Les premières déclarations du Speaker, le représentant républicain Dennis Hastert, niaient avoir pris connaissance de la situation. Il fut cependant révélé quelques heures plus tard qu'un autre représentant républicain, John Shimkus de l'Illinois, avait pris connaissance de la situation en automne 2005 et en avait fait part au Speaker depuis ce temps.
Le Congrès a mené une enquête interne, dont les conclusions sont cependant contredites par les révélations d'aujourd'hui reconnaissant que le Speaker de la chambre, dont une des tâches est d'assurer le bon comportement des représentants, avait averti de la situation.
Alors un (ex) représentant républicain est un prédateur sexuel, le leadership de son parti était au courant et a tenté de cacher la situation. Et avec tout ça il s'en trouve pour croire qu'un système politique peut fonctionner correctement sans une surveillance poussée des actions de ses décideurs. Pour certains, majoritairement proches du pouvoir, le gouvernement doit bénéficier du bénéfice du doute pour pouvoir travailler efficacement.
Quelle opinion stupide. Désolé mais toutes les opinions ne se valent pas et dans ce cas la stupidité est extrême, ignorant plus de 25 siècles d'histoire pendant lesquelles les gouvernements ont systématiquement abusé de leurs pouvoirs.
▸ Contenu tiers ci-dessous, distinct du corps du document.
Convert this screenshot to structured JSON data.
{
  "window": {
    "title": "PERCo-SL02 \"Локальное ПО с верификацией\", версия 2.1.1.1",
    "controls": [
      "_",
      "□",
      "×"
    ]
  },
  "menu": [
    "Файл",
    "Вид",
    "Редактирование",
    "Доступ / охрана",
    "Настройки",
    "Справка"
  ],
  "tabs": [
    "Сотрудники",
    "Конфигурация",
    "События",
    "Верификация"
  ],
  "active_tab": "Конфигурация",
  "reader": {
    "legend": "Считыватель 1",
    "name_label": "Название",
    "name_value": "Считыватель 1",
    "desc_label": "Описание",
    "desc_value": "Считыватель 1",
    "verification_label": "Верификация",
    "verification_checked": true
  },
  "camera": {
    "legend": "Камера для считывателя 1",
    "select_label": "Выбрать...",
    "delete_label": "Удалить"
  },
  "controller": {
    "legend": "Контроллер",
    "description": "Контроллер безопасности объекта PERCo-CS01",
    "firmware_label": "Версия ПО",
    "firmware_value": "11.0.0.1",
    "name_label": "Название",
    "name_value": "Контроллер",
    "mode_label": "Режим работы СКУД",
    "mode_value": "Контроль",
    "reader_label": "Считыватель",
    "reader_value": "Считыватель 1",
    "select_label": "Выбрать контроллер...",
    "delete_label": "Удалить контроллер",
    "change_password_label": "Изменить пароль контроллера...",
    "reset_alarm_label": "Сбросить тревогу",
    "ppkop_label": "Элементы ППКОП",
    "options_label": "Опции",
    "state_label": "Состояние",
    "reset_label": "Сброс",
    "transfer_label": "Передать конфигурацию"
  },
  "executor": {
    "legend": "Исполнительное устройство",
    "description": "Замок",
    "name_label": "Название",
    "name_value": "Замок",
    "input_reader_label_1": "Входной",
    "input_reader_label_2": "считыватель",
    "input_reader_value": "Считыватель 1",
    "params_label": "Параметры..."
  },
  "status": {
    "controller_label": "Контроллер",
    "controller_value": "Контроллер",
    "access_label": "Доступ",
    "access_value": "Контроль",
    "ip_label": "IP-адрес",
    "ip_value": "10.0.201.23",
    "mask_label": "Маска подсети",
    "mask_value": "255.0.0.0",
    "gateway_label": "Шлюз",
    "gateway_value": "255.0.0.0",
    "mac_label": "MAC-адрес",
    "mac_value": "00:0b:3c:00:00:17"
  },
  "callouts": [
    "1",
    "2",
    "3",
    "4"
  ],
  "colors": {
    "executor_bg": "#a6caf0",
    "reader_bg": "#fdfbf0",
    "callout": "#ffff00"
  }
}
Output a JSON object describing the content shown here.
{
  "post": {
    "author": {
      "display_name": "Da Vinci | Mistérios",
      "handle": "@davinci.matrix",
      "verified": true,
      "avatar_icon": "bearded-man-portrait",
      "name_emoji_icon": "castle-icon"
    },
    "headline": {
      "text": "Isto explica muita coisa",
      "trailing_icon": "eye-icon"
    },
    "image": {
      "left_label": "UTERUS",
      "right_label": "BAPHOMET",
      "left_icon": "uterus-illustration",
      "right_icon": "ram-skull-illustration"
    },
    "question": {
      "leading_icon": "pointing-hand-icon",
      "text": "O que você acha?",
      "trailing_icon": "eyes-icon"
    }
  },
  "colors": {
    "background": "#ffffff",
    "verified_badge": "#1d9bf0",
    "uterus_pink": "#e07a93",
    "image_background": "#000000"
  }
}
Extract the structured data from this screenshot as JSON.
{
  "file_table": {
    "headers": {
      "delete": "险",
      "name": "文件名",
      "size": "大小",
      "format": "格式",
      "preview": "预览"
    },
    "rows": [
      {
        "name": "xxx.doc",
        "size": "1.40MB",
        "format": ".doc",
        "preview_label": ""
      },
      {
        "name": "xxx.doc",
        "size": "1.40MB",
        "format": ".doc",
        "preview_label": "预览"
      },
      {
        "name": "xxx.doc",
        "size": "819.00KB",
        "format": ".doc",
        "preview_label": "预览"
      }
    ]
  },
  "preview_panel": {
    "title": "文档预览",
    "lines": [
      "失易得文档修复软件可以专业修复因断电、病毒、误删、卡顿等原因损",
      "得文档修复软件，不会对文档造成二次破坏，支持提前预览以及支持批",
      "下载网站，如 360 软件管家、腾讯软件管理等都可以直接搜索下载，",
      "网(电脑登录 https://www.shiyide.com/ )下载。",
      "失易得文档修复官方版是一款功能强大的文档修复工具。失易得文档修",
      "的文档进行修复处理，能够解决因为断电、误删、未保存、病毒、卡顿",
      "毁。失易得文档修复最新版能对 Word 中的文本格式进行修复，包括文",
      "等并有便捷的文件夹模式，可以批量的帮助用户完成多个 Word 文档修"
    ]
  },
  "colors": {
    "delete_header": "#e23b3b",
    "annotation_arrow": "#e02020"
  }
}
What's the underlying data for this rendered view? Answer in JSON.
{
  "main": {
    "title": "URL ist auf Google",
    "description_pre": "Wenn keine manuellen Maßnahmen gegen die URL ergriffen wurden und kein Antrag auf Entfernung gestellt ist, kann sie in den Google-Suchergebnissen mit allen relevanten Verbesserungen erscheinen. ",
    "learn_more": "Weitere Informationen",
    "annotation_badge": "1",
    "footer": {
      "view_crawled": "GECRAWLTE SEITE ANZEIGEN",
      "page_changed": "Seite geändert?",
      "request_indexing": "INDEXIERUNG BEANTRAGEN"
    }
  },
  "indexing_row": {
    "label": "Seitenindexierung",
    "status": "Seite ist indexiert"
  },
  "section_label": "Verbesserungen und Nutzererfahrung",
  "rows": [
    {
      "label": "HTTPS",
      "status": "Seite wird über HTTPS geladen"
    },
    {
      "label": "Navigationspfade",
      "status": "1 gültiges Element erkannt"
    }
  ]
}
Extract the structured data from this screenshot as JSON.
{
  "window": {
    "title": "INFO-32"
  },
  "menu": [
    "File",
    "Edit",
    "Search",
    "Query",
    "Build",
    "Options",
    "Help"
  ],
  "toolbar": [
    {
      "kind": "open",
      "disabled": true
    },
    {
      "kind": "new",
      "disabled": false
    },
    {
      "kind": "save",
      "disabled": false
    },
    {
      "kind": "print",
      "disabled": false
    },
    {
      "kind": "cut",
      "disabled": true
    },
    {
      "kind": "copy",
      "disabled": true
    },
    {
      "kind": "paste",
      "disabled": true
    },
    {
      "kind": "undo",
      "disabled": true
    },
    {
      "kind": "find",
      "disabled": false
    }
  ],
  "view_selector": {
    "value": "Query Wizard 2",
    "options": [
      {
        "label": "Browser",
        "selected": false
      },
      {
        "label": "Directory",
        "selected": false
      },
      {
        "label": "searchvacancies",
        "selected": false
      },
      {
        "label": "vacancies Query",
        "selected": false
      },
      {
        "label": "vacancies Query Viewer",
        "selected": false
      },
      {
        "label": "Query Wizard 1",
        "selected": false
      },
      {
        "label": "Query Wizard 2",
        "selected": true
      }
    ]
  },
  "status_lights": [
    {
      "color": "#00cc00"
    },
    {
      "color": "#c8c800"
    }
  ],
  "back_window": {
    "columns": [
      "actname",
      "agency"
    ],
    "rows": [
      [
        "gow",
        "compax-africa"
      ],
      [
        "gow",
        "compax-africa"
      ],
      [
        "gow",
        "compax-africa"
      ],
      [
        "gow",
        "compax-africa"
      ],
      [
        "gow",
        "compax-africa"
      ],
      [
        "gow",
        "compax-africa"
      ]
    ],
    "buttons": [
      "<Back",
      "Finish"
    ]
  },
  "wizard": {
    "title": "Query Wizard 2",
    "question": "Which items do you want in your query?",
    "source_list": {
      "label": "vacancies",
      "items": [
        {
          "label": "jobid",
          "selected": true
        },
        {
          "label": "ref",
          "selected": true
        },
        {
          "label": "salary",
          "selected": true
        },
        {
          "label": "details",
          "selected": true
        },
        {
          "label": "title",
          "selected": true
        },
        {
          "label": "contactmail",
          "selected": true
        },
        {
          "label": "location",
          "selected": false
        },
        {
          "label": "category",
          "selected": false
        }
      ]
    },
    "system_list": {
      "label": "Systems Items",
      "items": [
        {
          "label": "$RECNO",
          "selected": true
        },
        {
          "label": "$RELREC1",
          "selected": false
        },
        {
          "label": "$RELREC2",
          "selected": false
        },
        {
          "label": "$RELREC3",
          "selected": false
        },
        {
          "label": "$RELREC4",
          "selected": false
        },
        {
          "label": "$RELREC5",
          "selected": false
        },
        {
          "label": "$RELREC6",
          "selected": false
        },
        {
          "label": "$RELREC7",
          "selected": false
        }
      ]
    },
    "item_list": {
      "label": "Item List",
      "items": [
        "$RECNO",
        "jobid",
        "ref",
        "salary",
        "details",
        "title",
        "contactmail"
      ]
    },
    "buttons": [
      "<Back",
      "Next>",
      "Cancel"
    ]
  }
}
Ces scandales sont évidemment hautement désirables dans le climat actuel, servant de distraction à la guerre en Irak et à l'incompétence du gouvernement Bush à quelques semaines des élections de mi-mandat. Celui-ci n'est cependant pas désirable, se produisant au parti conservateur, pour qui la "morale" et les "valeurs traditionnelles", dont la définition change toujours selon les circonstances, sont la seule carte électorale.
Le parti républicain est à peu près inutile dans tout ce qu'il touche, déprimant toujours l'économie quand il est au pouvoir, menant des politiques étrangères désastreuses qui finissent toujours par revenir en force (bin Laden a été financé par le gouvernement Reagan dans sa politique pour contrer l'invasion soviétique en Afghanistan dans les années 80) et les politiques domestiques rappellent constamment l'échec d'une vision conservatrice, pessimiste, du monde. Katrina n'est qu'un exemple parmi tant d'autres du peu de souci de gouverner que les conservateurs ont.